The name GABA comes from the sponsor of this program. Ezaki Glico is a confectionary company based in Osaka, and on of their products is GABA “mental balance chocolate,” which are purported to help relieve stress. Indeed, I believe chocolate has that ability.
Rissei is the name the place this show is held, a historic elementary school building dating to the Meiji period (1868-1912) that has fallen out of repair, and has not been used for classes for about 20 years. Nevertheless, the large building, which sits a short walk from Kawaramachi Station in Kyoto City, has yet to be condemned. What is so wonderful about this old building is that many things in the building seem to be exactly as they were in the early twentieth century. Though the paint and straw-mud walls are falling off the framework in numerous places, though the floorboards are so badly warped that every step causes the a creepy creak, there is seemingly endless wonderful woodwork and antique school furniture to be found in every nook and cranny. Most of the glass and tile work in the building seems to be original too. One particularly interesting find are the inter-phones hung around the school. Telling from their looks, they haven’t been used in decades, but they remain intact. Thereon, a very small steel plate it reads “Interphone. Made in the U.S.A. January 14, 1913.”

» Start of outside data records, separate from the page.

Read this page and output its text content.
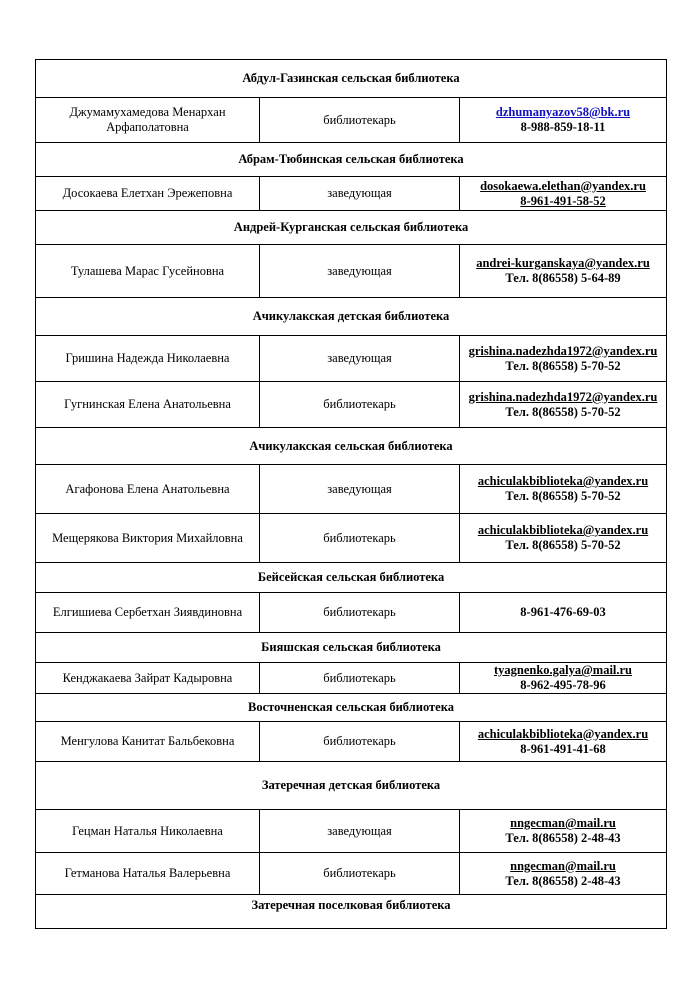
Абдул-Газинская сельская библиотека		
Джумамухамедова Менархан Арфаполатовна	библиотекарь	dzhumanyazov58@bk.ru
8-988-859-18-11

Абрам-Тюбинская сельская библиотека		
Досокаева Елетхан Эрежеповна	заведующая	dosokaewa.elethan@yandex.ru
8-961-491-58-52

Андрей-Курганская сельская библиотека		
Тулашева Марас Гусейновна	заведующая	andrei-kurganskaya@yandex.ru
Тел. 8(86558) 5-64-89

Ачикулакская детская библиотека		
Гришина Надежда Николаевна	заведующая	grishina.nadezhda1972@yandex.ru
Тел. 8(86558) 5-70-52

Гугнинская Елена Анатольевна	библиотекарь	grishina.nadezhda1972@yandex.ru
Тел. 8(86558) 5-70-52

Ачикулакская сельская библиотека		
Агафонова Елена Анатольевна	заведующая	achiculakbiblioteka@yandex.ru
Тел. 8(86558) 5-70-52

Мещерякова Виктория Михайловна	библиотекарь	achiculakbiblioteka@yandex.ru
Тел. 8(86558) 5-70-52

Бейсейская сельская библиотека		
Елгишиева Сербетхан Зиявдиновна	библиотекарь	8-961-476-69-03

Бияшская сельская библиотека		
Кенджакаева Зайрат Кадыровна	библиотекарь	tyagnenko.galya@mail.ru
8-962-495-78-96

Восточненская сельская библиотека		
Менгулова Канитат Бальбековна	библиотекарь	achiculakbiblioteka@yandex.ru
8-961-491-41-68

Затеречная детская библиотека		
Гецман Наталья Николаевна	заведующая	nngecman@mail.ru
Тел. 8(86558) 2-48-43

Гетманова Наталья Валерьевна	библиотекарь	nngecman@mail.ru
Тел. 8(86558) 2-48-43

Затеречная поселковая библиотека		
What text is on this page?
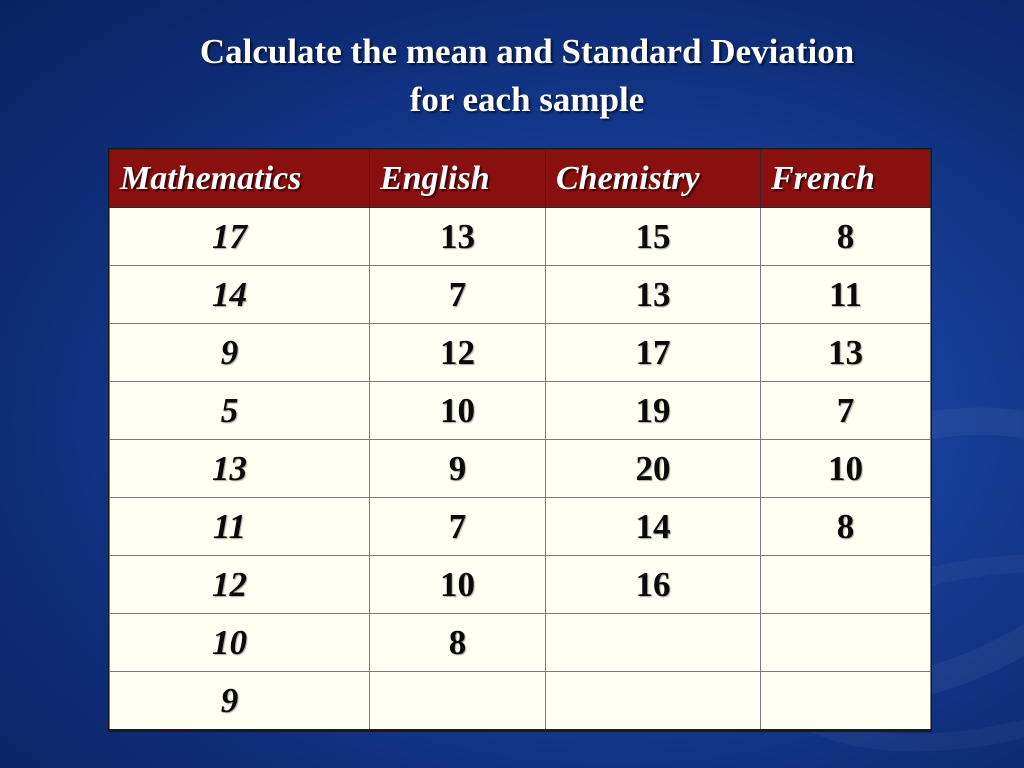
Calculate the mean and Standard Deviation
for each sample
Mathematics	English	Chemistry	French
17	13	15	8
14	7	13	11
9	12	17	13
5	10	19	7
13	9	20	10
11	7	14	8
12	10	16	
10	8		
9			
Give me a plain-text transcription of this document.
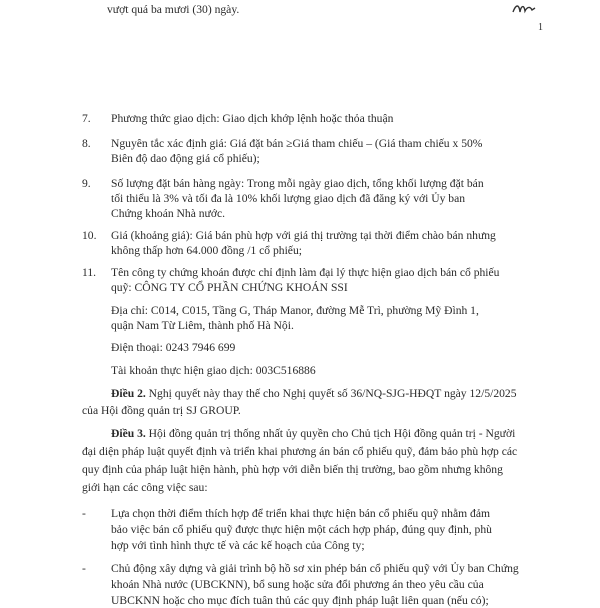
vượt quá ba mươi (30) ngày.
1
7. Phương thức giao dịch: Giao dịch khớp lệnh hoặc thỏa thuận
8. Nguyên tắc xác định giá: Giá đặt bán ≥Giá tham chiếu – (Giá tham chiếu x 50%
Biên độ dao động giá cổ phiếu);
9. Số lượng đặt bán hàng ngày: Trong mỗi ngày giao dịch, tổng khối lượng đặt bán
tối thiểu là 3% và tối đa là 10% khối lượng giao dịch đã đăng ký với Ủy ban
Chứng khoán Nhà nước.
10. Giá (khoảng giá): Giá bán phù hợp với giá thị trường tại thời điểm chào bán nhưng
không thấp hơn 64.000 đồng /1 cổ phiếu;
11. Tên công ty chứng khoán được chỉ định làm đại lý thực hiện giao dịch bán cổ phiếu
quỹ: CÔNG TY CỔ PHẦN CHỨNG KHOÁN SSI
Địa chỉ: C014, C015, Tầng G, Tháp Manor, đường Mễ Trì, phường Mỹ Đình 1,
quận Nam Từ Liêm, thành phố Hà Nội.
Điện thoại: 0243 7946 699
Tài khoản thực hiện giao dịch: 003C516886
Điều 2. Nghị quyết này thay thế cho Nghị quyết số 36/NQ-SJG-HĐQT ngày 12/5/2025
của Hội đồng quản trị SJ GROUP.
Điều 3. Hội đồng quản trị thống nhất ủy quyền cho Chủ tịch Hội đồng quản trị - Người
đại diện pháp luật quyết định và triển khai phương án bán cổ phiếu quỹ, đảm bảo phù hợp các
quy định của pháp luật hiện hành, phù hợp với diễn biến thị trường, bao gồm nhưng không
giới hạn các công việc sau:
- Lựa chọn thời điểm thích hợp để triển khai thực hiện bán cổ phiếu quỹ nhằm đảm
bảo việc bán cổ phiếu quỹ được thực hiện một cách hợp pháp, đúng quy định, phù
hợp với tình hình thực tế và các kế hoạch của Công ty;
- Chủ động xây dựng và giải trình bộ hồ sơ xin phép bán cổ phiếu quỹ với Ủy ban Chứng
khoán Nhà nước (UBCKNN), bổ sung hoặc sửa đổi phương án theo yêu cầu của
UBCKNN hoặc cho mục đích tuân thủ các quy định pháp luật liên quan (nếu có);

This building is also used by a few groups in the community for different purposes, such as art classes, etc. Seeing in a first-floor hallway posted pictures of each graduating classes from since, I assume, when the school first opened, one is led to believe that somebody realizes the importance of this building and its history.
It seems appropriate, too, that rakugo, which enjoyed its heyday in the Meiji period, is performed regularly at the Rissei Elementary School. Though their are constant groans from the floorboards as one walks through its halls, one can also hear the voices and laughter of the children who ran over them through the years. The same children whose parents most certainly loved rakugo; the same children who were sure to grow fond of Japan’s ground-level comic narrative art themselves.
One can only hope that this building will be restored to its original condition, and that it remains a fixture in the Kyoto community.